Softball Leagues Thrown a Curve by Gender Conflict
The battle of the sexes has flared up on softball diamonds in Santa Clarita, raising hardball questions about fairness on the athletic field.
The fight began when the manager of a mixed-gender team managed to get it transferred from the co-ed league to an all-men’s league. In response, men began showing up on teams in the previously all-women’s league, provoking protests from the female players that it was unfair and dangerous to make them play against men.
The gender conflict, brewing for weeks, has spawned accusations of discrimination and threats of lawsuits from all sides.
These are hotly debated issues in a city where softball is taken very seriously. Ball fields are constantly used here, with game results printed weekly in both a local newspaper and a separate publication for softball enthusiasts. About 260 teams, including nearly 4,000 residents, now play in the league that is administered year-round by the Santa Clarita Parks, Recreation and Community Services Department.
Days after the Northridge earthquake, while many neighborhoods still lacked water or power, several softball players appeared at the emergency tent outside City Hall and asked to register for the upcoming season.
The trouble began in the winter of 1992 when Richard Jewett, manager of Softball Express--which has both men and women players--asked park officials to register the team in a men’s division. The squad, Jewett said, so dominated other co-ed teams that its players were bored.
“It was just not competitive,” said Jewett. “It wasn’t fun.”
Recreation officials hesitated, but were advised by City Atty. Carl Newton that it could be illegal to block a team from playing in the league it desired, based solely on the players’ sex.
“No one had really asked about this sort of thing,” said Chris Daste, city recreation supervisor. “It was a real dilemma for us.”
Softball Express was admitted to play the 1992 winter season in the lowest category of the men’s division, the lower C league. The team did so well that it advanced to the upper C league, where it has been competing since July.
Male players were surprised by the presence of women players on the Softball Express team, but had few protests, Jewett said.
“The biggest reaction to it wasn’t, ‘They shouldn’t be here.’ It was, ‘More power to them,’ ” Jewett said. “There have been a few egos that have been frayed, (but) it hasn’t been a problem.”
Difficulties began, all agree, when the exception granted for Softball Express set a precedent that was used the other way around by other teams. A handful of men, sometimes the team manager or a player’s spouse, began appearing on rosters in the women’s league.

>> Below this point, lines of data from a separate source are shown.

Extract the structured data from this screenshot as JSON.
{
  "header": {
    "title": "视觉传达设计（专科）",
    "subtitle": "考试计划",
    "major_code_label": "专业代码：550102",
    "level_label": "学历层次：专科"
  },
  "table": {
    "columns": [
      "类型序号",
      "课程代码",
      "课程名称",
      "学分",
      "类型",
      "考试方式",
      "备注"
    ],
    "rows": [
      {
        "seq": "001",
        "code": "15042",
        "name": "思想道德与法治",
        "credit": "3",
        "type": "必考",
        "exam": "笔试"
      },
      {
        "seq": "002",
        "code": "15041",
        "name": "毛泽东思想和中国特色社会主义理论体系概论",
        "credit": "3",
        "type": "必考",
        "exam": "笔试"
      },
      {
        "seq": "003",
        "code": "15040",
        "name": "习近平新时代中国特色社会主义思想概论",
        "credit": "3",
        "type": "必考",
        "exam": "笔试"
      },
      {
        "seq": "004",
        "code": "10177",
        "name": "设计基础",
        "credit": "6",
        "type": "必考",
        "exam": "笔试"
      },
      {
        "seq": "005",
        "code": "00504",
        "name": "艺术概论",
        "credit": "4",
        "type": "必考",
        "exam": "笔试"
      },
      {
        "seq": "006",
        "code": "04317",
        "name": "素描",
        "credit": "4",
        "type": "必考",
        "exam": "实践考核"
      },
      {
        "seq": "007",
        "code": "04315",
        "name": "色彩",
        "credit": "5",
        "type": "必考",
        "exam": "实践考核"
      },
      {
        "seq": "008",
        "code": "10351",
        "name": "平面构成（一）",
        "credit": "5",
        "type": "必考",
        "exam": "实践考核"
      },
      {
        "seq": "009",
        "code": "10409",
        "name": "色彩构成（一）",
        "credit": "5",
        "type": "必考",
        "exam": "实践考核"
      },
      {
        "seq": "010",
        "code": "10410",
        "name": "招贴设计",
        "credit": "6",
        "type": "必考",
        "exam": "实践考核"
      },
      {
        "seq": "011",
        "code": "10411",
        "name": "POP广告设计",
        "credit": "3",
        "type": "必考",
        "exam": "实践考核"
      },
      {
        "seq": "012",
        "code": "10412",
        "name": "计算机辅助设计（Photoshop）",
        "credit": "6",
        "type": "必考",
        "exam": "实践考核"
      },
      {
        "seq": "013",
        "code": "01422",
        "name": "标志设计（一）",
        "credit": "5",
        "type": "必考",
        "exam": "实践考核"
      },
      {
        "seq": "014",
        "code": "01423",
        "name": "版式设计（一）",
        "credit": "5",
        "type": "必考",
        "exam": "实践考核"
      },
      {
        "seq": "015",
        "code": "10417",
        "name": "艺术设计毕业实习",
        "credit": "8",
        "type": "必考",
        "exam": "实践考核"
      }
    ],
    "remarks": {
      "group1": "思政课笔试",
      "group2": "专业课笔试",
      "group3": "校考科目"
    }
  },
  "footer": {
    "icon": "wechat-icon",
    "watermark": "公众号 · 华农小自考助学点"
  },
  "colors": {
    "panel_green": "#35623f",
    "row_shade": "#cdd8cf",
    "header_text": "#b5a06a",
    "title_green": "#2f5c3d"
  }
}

Several women players complained vehemently.
“To me, it’s cheating,” said Anne Marie Schoenmann, manager of the women’s Pirettes team, which plays in the most competitive women’s class, the A league.
Her squad has left the field rather than play against a team that fielded male players. Thursday evening, they walked off the diamond in the fifth inning when their opponents produced a male catcher, and forfeited the game--their third for that reason.
“If we wanted to play co-ed, we would play co-ed,” said Schoenmann. “I played co-ed and it’s a whole different game.”
Schoenmann said her players are concerned about possible injury, especially if there is a collision between a runner and the catcher at the plate.
City recreation officials say they will allow mixed teams to compete in single-sex leagues for the remainder of this season, but will send them back to the co-ed leagues in October, when the next season begins.
As long as Santa Clarita provides “substantially equivalent” programs for men and women, it can keep men and women in separate leagues, City Atty. Newton now believes.
“I think all you can do in this kind of situation is make a decision that will try to please the majority of the people,” Daste said.
Softball Express will register for the men’s league once again, Jewett said, and fight to stay in the male league.
Recreation officials say the team will forfeit any games in which it uses illegal players. Since team rosters do not have to be submitted to park officials until weeks after the season begins, a showdown is likely at the opening game.
“When we show up for the first game, we are going to put the girls on the field,” Jewett said.